日常生活に支障をきたすSAS
歯科治療による睡眠時無呼吸症候群の改善
日本におけるSAS患者は約200万人で、SASの診断を受けていない患者を含めると推定1千万人といわれています。糖尿病患者の約220万人と同じくらいの人が患っている疾患と言えます。
「無呼吸」とは10秒以上の呼吸停止と定義され、この無呼吸が1時間に5回以上、または、7時間の睡眠中に30回以上ある方は睡眠時無呼吸症候群と診断されます。

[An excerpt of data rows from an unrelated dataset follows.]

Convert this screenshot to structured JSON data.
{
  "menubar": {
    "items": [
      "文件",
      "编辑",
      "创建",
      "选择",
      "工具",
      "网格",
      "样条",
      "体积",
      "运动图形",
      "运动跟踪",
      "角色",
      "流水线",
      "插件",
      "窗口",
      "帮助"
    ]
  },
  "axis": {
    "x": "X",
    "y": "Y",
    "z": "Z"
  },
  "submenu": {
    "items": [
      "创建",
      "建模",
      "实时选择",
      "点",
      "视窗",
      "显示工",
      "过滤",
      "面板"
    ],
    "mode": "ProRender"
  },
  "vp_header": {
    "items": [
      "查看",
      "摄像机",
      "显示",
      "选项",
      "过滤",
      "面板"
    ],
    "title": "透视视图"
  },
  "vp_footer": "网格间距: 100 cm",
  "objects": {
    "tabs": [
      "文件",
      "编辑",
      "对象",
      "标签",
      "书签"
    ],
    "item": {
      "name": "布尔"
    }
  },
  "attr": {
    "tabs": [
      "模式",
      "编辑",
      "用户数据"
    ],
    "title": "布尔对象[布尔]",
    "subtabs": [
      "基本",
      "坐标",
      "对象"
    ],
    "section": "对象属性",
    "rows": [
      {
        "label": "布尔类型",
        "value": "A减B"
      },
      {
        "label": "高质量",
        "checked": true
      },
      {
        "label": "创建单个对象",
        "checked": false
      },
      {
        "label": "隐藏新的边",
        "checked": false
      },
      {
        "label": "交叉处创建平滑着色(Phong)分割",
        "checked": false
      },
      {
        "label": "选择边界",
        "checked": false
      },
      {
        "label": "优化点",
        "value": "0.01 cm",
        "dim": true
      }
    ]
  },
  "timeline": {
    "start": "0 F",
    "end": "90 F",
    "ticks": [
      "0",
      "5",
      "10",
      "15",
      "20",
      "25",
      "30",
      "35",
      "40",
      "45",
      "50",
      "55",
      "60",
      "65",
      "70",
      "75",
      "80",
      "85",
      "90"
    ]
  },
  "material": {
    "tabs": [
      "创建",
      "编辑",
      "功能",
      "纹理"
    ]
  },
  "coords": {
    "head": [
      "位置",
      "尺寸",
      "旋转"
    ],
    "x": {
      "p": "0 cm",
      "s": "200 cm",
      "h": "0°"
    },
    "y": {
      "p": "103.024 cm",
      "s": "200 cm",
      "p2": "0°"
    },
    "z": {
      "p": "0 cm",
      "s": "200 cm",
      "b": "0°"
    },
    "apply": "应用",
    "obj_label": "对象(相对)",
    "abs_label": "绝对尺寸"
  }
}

実はこの「睡眠時無呼吸症候群」は歯科的に治療が可能な疾患なのです。
睡眠時無呼吸症候群について
睡眠時無呼吸症候群の原因
「睡眠時無呼吸症候群」には、以下のように様々な原因があり、それぞれ複合的にかかわっている場合があります。
- 肥満・・・・・・・・・・・・・35%
- 顎が小さい・・・・・・・・・・35%
- 扁桃肥大・アデノイド・・・・・20%
- 鼻閉(鼻呼吸不全)・・・・・・10%
これらの原因により、気道が狭くなったり、塞がることで低呼吸や無呼吸が発現します。
睡眠時無呼吸症候群が及ぼす全身の影響
「睡眠時無呼吸症候群」は頻繁に呼吸が止まるため、心臓血管系に負担がかかります。そのため、以下のような循環器系疾患のリスクが高くなります。
- 高血圧:2倍
- 冠動脈疾患:3倍
- 脳血管障害:4倍
- 心筋梗塞:4倍
睡眠時無呼吸症候群のセルフチェック
夜間の症状
寝ているときの症状のため、自分では気づかない場合があります。家族やまわりの人に聞いてみましょう。
- いびき
- 夜何回も目覚める
- 不眠
- 夜間の頻尿
- 熟眠感がない
- 寝汗
昼間の症状
睡眠時無呼吸症候群は寝ている間だけ起こる症状ではありません。自分で自覚のある症状はありませんか?
- 日中の眠気
- 車の運転中や会議中など集中しなくてはいけないのに眠くなる
- 起床時の口腔乾燥
- 記憶障害
- 起床時の頭痛
- うつ、気力減退
睡眠時無呼吸症候群の検査
SASの検査方法は一般的に医科を受診してモニター検査を行います。検査項目により入院する場合と自宅で出来る場合があります。当院では自宅で検査できる簡易モニターを採用しておりますので、お気軽にご相談ください。(検査は自費となります)
睡眠時無呼吸症候群の治療方法
歯科的治療「口腔内装置(マウスピース)」
下顎が前に突き出るような構造のマウスピースを付けて寝ることで、気道を確保します。CPAPより、簡便で治療の継続が容易ですが 、鼻呼吸ができない方には装着が困難です。
歯科的治療「顎拡大療法(SH療法)」
狭窄歯列により不正咬合のある患者は、舌が後退し気道が閉鎖されやすくなっています。顎を拡大し舌のスペースを確保することで、舌が沈下することを防ぐことが可能であり、結果的にSASの治療と予防につながります。
CPAP
夜間睡眠時に鼻マスクから加える空気の圧力によって、上気道の閉塞を防ぎ無呼吸の発生を防ぐ方法です。
耳鼻科的治療
アデノイド(咽頭扁桃腺)の肥大があると鼻からの空気の流れが悪くなり、いびきや無呼吸が起きやすくなる。
減量
肥満による上気道周囲の脂肪により上気道が狭められているため、無呼吸が起こりやすくなります。ですから、減量により脂肪が減ると上気道が広くなり、無呼吸は起こりにくくなります。